Леонард был все еще поглощен чтением этих стихов, когда миссис Фэрфилд вошла в комнату.

«Что ты делал, Ленни? — рылся в моем сундуке?»

«Я пришел поискать сумку с инструментами моего отца, мама, и нашел эти бумаги, которые, как ты говорила, я мог бы прочитать когда-нибудь».

«Я не удивляюсь, что ты не услышал меня, когда я вошла, — сказала вдова, вздыхая. — Я бывало сидела часами, когда мой бедный Марк читал мне свои стихи. Там было такое красивое, про «Крестьянский очаг», Ленни — у тебя оно есть?»

«Да, дорогая мама; и я заметил упоминание о тебе: у меня слезы на глаза навернулись. Но эти стихи не моего отца — чьи они? Похоже на женский почерк».

Миссис Фэрфилд посмотрела — изменилась в лице — побледнела — и села.

«Бедная, бедная Нора! — сказала она дрожащим голосом. — Я не знала, что они там; Марк хранил их; они попали среди его...»

Леонард. — «Кто такая Нора?»

Миссис Фэрфилд. — «Кто? — дитя, кто? Нора была — была моей родной — родной сестрой».

Леонард (в великом изумлении, противопоставляя свой идеал автора этих музыкальных строк, написанных изящным почерком, своей простой необразованной матери, которая не умеет ни читать, ни писать). — «Твоя сестра — неужели? Моя тетя, значит. Как же так, ты никогда не говорила о ней раньше? О! ты должна так гордиться ею, мама».

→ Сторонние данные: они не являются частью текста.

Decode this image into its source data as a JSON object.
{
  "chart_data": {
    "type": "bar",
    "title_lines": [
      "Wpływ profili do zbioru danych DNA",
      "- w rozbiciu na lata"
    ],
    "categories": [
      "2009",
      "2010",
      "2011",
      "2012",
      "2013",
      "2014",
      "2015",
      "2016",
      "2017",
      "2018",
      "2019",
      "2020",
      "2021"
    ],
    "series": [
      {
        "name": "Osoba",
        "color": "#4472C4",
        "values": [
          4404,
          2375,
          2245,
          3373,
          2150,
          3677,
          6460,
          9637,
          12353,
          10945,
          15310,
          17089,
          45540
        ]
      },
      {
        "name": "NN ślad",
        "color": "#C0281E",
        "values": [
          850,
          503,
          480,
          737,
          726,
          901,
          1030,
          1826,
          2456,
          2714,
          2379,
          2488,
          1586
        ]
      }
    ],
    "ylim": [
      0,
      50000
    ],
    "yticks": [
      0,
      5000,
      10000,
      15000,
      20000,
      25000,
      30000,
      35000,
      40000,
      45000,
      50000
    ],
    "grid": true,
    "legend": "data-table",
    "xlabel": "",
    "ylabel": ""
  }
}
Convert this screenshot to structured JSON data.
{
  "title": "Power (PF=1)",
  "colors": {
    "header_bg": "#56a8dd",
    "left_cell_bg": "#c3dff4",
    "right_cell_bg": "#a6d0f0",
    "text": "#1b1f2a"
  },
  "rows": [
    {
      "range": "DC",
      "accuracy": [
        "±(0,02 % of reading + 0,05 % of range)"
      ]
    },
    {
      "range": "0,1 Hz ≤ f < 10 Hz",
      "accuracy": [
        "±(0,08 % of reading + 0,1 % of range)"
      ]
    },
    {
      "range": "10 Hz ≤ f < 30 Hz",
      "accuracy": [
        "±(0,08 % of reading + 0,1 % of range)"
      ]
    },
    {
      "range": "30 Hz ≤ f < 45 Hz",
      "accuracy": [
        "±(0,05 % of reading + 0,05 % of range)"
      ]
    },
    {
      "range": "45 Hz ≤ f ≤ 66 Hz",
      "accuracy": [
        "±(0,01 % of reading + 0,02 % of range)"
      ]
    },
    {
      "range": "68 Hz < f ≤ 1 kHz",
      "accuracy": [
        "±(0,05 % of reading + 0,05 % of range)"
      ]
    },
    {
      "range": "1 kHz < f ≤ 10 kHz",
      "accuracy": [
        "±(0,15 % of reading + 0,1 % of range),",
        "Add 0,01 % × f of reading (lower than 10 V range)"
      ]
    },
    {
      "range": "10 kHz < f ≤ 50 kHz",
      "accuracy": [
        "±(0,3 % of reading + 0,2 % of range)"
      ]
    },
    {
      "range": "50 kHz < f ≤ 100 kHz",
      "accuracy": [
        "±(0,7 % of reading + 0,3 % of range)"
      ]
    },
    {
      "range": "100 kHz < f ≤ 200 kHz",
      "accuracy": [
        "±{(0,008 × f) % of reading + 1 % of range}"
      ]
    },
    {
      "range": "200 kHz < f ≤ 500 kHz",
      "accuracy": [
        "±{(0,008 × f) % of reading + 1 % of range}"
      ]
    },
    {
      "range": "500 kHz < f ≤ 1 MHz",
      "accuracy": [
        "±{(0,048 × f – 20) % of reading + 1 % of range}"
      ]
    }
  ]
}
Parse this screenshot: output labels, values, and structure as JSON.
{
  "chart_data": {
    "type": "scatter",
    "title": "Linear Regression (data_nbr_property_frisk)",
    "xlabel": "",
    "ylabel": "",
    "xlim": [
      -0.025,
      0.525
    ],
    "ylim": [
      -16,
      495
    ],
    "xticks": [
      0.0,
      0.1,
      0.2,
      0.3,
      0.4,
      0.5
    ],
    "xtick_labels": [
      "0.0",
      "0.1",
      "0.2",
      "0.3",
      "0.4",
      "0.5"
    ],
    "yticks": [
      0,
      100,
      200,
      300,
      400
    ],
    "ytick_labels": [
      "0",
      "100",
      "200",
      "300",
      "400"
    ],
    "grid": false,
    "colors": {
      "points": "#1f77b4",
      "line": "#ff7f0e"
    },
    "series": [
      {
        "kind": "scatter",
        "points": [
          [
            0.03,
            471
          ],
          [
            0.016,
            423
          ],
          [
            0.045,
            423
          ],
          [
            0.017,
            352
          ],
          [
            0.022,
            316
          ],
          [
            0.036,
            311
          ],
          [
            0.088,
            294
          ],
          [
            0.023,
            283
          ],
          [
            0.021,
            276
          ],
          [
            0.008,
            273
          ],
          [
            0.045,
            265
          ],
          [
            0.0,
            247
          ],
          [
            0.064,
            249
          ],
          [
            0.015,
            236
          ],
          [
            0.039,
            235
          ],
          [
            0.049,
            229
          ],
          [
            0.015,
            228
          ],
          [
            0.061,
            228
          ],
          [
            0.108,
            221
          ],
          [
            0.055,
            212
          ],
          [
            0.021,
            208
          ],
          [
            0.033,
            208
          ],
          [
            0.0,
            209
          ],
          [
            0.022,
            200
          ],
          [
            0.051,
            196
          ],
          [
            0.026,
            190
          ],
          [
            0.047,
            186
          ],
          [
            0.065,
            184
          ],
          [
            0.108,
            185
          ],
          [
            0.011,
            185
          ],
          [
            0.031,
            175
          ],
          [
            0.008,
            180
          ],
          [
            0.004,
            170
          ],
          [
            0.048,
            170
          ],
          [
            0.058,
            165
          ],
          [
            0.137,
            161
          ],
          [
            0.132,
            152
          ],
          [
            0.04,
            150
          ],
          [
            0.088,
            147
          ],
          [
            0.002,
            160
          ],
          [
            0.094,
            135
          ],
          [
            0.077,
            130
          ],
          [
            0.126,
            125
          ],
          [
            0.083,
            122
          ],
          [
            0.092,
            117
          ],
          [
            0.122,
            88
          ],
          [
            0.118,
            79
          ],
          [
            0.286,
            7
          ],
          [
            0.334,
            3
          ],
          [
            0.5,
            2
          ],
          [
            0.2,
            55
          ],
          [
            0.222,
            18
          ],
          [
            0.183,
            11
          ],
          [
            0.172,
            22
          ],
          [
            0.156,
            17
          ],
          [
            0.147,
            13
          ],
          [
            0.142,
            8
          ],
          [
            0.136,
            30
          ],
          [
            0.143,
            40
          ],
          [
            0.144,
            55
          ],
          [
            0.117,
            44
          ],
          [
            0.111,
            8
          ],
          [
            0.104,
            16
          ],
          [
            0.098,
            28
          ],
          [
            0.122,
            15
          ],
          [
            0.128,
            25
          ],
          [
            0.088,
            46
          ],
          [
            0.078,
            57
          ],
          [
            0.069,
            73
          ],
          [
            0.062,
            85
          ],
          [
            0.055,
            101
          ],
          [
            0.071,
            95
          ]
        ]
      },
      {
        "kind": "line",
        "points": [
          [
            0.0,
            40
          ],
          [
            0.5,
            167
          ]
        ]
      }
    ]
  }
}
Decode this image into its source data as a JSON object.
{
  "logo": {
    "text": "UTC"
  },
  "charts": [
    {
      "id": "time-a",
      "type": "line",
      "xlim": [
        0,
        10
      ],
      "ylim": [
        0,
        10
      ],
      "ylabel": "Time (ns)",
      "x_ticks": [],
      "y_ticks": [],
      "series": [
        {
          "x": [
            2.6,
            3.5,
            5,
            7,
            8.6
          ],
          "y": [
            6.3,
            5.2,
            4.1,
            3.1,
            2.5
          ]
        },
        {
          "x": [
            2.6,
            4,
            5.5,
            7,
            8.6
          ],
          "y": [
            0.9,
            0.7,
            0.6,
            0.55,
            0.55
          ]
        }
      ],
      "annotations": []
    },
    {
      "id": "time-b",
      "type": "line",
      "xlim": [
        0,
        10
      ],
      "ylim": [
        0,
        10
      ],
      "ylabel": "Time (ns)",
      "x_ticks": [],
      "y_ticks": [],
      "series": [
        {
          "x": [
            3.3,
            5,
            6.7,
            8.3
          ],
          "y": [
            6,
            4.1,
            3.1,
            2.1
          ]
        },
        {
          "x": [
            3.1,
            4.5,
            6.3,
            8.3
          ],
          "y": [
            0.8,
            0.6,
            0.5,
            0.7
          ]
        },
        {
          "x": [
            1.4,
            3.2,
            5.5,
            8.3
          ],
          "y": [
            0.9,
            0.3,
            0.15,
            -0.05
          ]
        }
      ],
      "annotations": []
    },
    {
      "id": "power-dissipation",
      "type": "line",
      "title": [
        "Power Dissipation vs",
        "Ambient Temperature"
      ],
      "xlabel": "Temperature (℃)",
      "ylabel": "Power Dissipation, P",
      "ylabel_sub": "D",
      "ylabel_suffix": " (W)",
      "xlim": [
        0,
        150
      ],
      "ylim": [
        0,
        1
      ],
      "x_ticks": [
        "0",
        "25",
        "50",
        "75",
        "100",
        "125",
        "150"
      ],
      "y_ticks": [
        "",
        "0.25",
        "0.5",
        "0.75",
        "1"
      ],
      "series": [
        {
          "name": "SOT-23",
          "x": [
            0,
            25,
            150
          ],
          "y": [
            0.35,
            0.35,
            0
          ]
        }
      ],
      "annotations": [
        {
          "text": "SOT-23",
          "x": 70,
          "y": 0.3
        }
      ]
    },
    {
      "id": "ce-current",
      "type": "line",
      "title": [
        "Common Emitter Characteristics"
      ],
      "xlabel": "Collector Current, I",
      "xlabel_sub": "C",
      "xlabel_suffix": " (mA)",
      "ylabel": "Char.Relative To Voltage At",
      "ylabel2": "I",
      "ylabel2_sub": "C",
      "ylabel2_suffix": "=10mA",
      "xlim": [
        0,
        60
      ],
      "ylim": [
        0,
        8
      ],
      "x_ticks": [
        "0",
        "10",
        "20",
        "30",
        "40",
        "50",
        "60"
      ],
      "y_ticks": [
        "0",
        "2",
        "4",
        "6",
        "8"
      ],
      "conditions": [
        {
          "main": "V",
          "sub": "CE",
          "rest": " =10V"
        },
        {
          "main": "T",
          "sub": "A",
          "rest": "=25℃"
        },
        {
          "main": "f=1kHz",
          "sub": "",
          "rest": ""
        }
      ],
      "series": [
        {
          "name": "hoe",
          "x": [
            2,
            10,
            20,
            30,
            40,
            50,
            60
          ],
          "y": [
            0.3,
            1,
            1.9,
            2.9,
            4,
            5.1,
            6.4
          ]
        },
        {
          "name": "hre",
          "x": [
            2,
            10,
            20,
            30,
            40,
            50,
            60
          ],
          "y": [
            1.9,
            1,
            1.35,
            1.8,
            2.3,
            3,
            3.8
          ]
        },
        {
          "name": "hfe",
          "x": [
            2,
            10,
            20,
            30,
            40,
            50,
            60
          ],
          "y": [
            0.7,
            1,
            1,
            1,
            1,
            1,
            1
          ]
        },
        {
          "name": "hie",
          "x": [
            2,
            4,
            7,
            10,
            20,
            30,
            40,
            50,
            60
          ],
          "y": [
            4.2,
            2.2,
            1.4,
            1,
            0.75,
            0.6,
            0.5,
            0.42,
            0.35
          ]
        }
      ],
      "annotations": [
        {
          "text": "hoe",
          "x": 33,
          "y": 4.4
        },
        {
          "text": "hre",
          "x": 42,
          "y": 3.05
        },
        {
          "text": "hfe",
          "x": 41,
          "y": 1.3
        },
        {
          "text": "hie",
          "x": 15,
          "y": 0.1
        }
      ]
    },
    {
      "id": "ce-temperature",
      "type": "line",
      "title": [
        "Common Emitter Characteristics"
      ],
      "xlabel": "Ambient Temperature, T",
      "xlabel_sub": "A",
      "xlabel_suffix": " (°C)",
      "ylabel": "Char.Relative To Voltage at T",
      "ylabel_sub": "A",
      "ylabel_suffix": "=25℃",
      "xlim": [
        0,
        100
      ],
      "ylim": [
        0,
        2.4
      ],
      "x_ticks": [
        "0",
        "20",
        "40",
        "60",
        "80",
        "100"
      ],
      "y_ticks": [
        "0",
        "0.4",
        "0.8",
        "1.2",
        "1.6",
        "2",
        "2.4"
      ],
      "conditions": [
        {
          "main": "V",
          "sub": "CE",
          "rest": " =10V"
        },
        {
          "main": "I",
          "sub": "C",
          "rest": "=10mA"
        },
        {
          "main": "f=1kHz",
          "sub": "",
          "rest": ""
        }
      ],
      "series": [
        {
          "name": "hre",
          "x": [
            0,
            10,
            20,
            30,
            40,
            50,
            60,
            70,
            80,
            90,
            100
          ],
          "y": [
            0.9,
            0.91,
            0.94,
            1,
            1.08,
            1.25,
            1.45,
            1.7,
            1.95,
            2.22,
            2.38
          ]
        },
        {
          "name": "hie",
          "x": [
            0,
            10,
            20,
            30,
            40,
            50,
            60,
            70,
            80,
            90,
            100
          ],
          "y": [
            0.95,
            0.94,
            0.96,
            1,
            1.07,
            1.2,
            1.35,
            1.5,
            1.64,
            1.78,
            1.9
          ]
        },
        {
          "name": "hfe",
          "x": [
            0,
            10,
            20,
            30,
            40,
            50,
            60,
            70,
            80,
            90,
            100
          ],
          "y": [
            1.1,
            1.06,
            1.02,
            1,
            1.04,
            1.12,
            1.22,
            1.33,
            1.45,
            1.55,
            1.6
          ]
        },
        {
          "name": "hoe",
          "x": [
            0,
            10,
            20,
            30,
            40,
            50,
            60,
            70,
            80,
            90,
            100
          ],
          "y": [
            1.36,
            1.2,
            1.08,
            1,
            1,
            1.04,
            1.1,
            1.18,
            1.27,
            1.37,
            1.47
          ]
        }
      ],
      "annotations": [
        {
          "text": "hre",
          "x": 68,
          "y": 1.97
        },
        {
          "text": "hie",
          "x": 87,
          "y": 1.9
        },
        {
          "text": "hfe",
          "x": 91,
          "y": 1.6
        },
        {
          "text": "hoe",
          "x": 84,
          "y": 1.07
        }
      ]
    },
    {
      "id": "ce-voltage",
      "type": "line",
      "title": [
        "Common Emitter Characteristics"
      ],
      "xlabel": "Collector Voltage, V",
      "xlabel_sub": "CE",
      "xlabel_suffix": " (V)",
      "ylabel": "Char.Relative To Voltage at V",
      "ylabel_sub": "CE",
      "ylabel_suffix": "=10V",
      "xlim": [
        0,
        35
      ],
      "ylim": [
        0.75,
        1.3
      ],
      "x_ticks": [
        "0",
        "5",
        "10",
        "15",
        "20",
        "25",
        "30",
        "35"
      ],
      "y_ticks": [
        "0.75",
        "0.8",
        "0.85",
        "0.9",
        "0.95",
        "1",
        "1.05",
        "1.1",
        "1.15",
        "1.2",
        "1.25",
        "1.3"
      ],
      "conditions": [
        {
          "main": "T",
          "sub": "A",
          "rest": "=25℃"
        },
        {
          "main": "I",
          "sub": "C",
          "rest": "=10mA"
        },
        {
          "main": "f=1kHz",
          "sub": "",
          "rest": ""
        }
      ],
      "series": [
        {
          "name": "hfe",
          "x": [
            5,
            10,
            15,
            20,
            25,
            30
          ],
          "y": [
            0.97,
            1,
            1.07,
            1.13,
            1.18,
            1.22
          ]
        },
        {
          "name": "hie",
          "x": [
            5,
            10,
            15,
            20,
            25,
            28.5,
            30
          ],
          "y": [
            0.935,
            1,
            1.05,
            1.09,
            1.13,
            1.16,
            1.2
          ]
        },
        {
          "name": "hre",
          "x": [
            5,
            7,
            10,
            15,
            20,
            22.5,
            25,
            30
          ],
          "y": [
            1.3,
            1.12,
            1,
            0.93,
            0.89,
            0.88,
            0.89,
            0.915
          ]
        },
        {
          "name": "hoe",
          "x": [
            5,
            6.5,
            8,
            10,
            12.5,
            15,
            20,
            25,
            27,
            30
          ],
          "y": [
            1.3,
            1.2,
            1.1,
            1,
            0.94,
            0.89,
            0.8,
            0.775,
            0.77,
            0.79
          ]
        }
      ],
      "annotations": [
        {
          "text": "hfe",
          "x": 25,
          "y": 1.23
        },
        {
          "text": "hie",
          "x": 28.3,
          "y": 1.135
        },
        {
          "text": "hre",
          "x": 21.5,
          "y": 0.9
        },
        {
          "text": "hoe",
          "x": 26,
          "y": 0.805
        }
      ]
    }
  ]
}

Миссис Фэрфилд (сплетая руки). — «Мы гордились ею, все мы — отец, мать — все! Она была такой красивой и такой доброй, и совсем не гордой — она! хотя выглядела как первая леди в стране. О! Нора, Нора!»

Леонард (после паузы). — «Но она, должно быть, была высокообразованной?»

Миссис Фэрфилд. — «Еще бы!»

Леонард. — «Как же так?»

Миссис Фэрфилд (раскачиваясь на стуле взад-вперед). — «О! моя леди была ее крестной — леди Лансмир, я имею в виду — и она привязалась к ней, когда та была вот такой! и брала ее к себе в поместье, чтобы она прислуживала ей; а потом она отдала ее в школу, и Нора была такой умной, что ничего не оставалось, как отправить ее в Лондон гувернанткой. Но не говори об этом, мальчик! — не говори!»

Леонард. — «Почему нет, мама? — что с ней стало? — где она?»

Миссис Фэрфилд (разражаясь приступом слез). — «В могиле — в своей холодной могиле! Мертва, мертва!»

Леонард был невыразимо опечален и потрясен. Свойство поэта — казаться всегда живым, всегда другом. Леонард чувствовал, как будто кто-то очень дорогой был внезапно вырван из его сердца. Он пытался утешить мать; но ее эмоции были заразительны, и он плакал вместе с ней.

«И как давно она умерла?» — спросил он наконец печальным голосом.

«Много долгих лет, много; но, — добавила миссис Фэрфилд, вставая и положив дрожащую руку на плечо Леонарда, — ты просто никогда не говори со мной о ней — я не могу этого вынести — это разбивает мне сердце. Я лучше могу говорить о Марке — пойдем вниз — пойдем».

«Можно мне оставить эти стихи, мама? Пожалуйста, позволь».

«Ну, ну, эти клочки бумаги — все, что она оставила после себя — да, оставь их, но положи обратно Марковы. Они все здесь? — точно?» И вдова, хотя и не могла прочитать стихи своего мужа, ревниво посмотрела на рукописи, написанные его неровным крупным почерком, и, бережно разгладив их, положила обратно в сундук и снова прикрыла их веточками лаванды, которые Леонард невольно потревожил.

«Но, — сказал Леонард, когда его взгляд снова остановился на красивом почерке его потерянной тети, — но ты называешь ее Нора — я вижу, она подписывается Л.»

«Леонора было ее имя. Я сказала, что она была крестницей моей леди. Мы называли ее Нора для краткости...»

«Леонора — а я Леонард — вот как я получил это имя?»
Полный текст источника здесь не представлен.